Чтобы символизировать непрерывность французской истории, следующей остановкой де Голля стал отель де Виль (резиденция городского правительства Парижа), поскольку там были провозглашены Вторая и Третья республики. Многие ожидали, что он провозгласит Четвертую республику, положив конец Третьей, проигравшей войну. Но это было бы противоположно его замыслу. Когда Жорж Бидо, титулярный глава Сопротивления, спросил, провозгласит ли де Голль республику во время своего визита в Париж, он ответил отрывисто: «Республика никогда не прекращала своего существования.... Почему я должен ее провозглашать?» - намерением было создать новую политическую реальность для французского народа, прежде чем провозглашать ее природу.
Де Голль был встречен в гостинице "Отель де Виль" эмоциональными речами Бидо и Жоржа Маррана, вице-президента парижского Комитета освобождения и высокопоставленного члена Коммунистической партии. Он ответил трогательным заявлением о значении этого дня:
Как можно скрыть эмоции, охватившие всех нас, кто находится здесь, у нас, в Париже, который встал на защиту и который сделал это сам. Нет! Мы не будем скрывать это священное и глубокое чувство. Есть моменты, которые выходят за рамки каждой из наших бедных жизней. Париж! Париж возмущен! Париж сломлен! Париж замучен! - Но Париж освобожден! Освобожденный сам, освобожденный своим народом при помощи армий Франции, при помощи и содействии всей Франции, той Франции, которая сражается, единственной Франции, истинной Франции, вечной Франции.

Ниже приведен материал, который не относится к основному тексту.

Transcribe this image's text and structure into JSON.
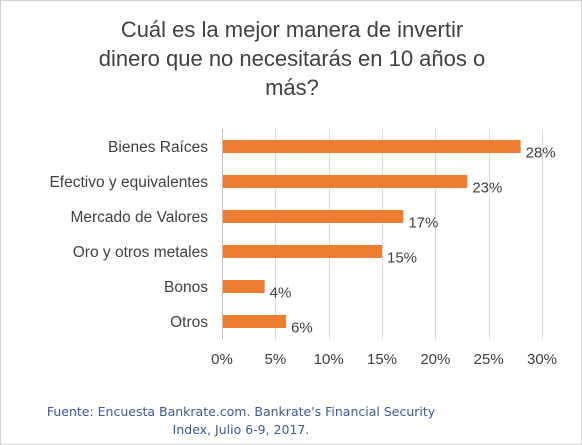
{
  "chart_data": {
    "type": "bar",
    "orientation": "horizontal",
    "title_lines": [
      "Cuál es la mejor manera de invertir",
      "dinero que no necesitarás en 10 años o",
      "más?"
    ],
    "categories": [
      "Bienes Raíces",
      "Efectivo y equivalentes",
      "Mercado de Valores",
      "Oro y otros metales",
      "Bonos",
      "Otros"
    ],
    "values": [
      28,
      23,
      17,
      15,
      4,
      6
    ],
    "value_labels": [
      "28%",
      "23%",
      "17%",
      "15%",
      "4%",
      "6%"
    ],
    "xlim": [
      0,
      30
    ],
    "x_ticks": [
      0,
      5,
      10,
      15,
      20,
      25,
      30
    ],
    "x_tick_labels": [
      "0%",
      "5%",
      "10%",
      "15%",
      "20%",
      "25%",
      "30%"
    ],
    "bar_color": "#ed7d31",
    "grid": true,
    "gridline_color": "#d9d9d9"
  },
  "source_lines": [
    "Fuente: Encuesta Bankrate.com. Bankrate's Financial Security",
    "Index, Julio 6-9, 2017."
  ]
}
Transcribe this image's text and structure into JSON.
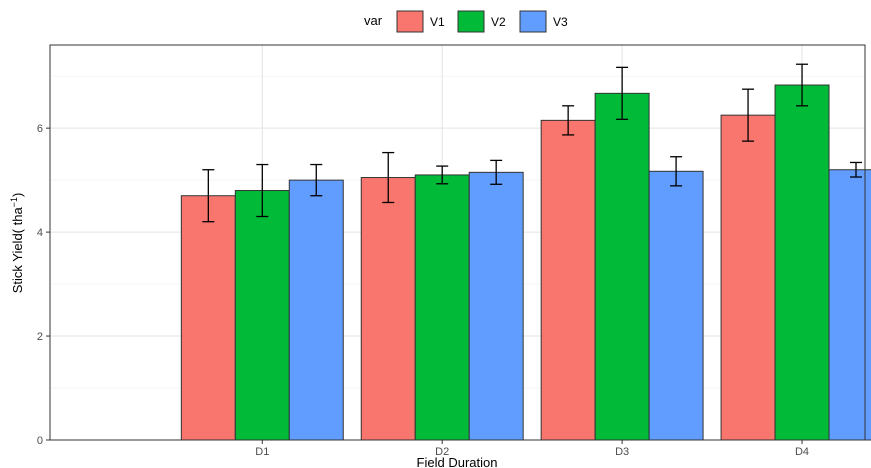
{
  "chart_data": {
    "type": "bar",
    "title": "",
    "xlabel": "Field Duration",
    "ylabel_main": "Stick Yield( tha",
    "ylabel_sup": "−1",
    "ylabel_close": ")",
    "ylim": [
      0,
      7.6
    ],
    "yticks": [
      "0",
      "2",
      "4",
      "6"
    ],
    "grid": true,
    "legend": {
      "title": "var",
      "position": "top"
    },
    "categories": [
      "D1",
      "D2",
      "D3",
      "D4"
    ],
    "series": [
      {
        "name": "V1",
        "color": "#F8766D",
        "values": [
          4.7,
          5.05,
          6.15,
          6.25
        ],
        "error": [
          0.5,
          0.48,
          0.28,
          0.5
        ]
      },
      {
        "name": "V2",
        "color": "#00BA38",
        "values": [
          4.8,
          5.1,
          6.67,
          6.83
        ],
        "error": [
          0.5,
          0.17,
          0.5,
          0.4
        ]
      },
      {
        "name": "V3",
        "color": "#619CFF",
        "values": [
          5.0,
          5.15,
          5.17,
          5.2
        ],
        "error": [
          0.3,
          0.23,
          0.28,
          0.14
        ]
      }
    ]
  }
}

Необычайная метафизическая возвышенность ораторского искусства де Голля выражала его веру в уникальность своей страны. Армии союзников у ворот Парижа, которые милостиво отступили, чтобы позволить свободным французам войти перед ними, не были упомянуты. Не упоминались также Великобритания и Соединенные Штаты, хотя они вели войну с огромными потерями и жертвами. Освобождение Парижа рассматривалось как чисто французское достижение. Провозглашая его таковым, он убеждал своих слушателей, что так оно и есть: создание политической реальности силой воли.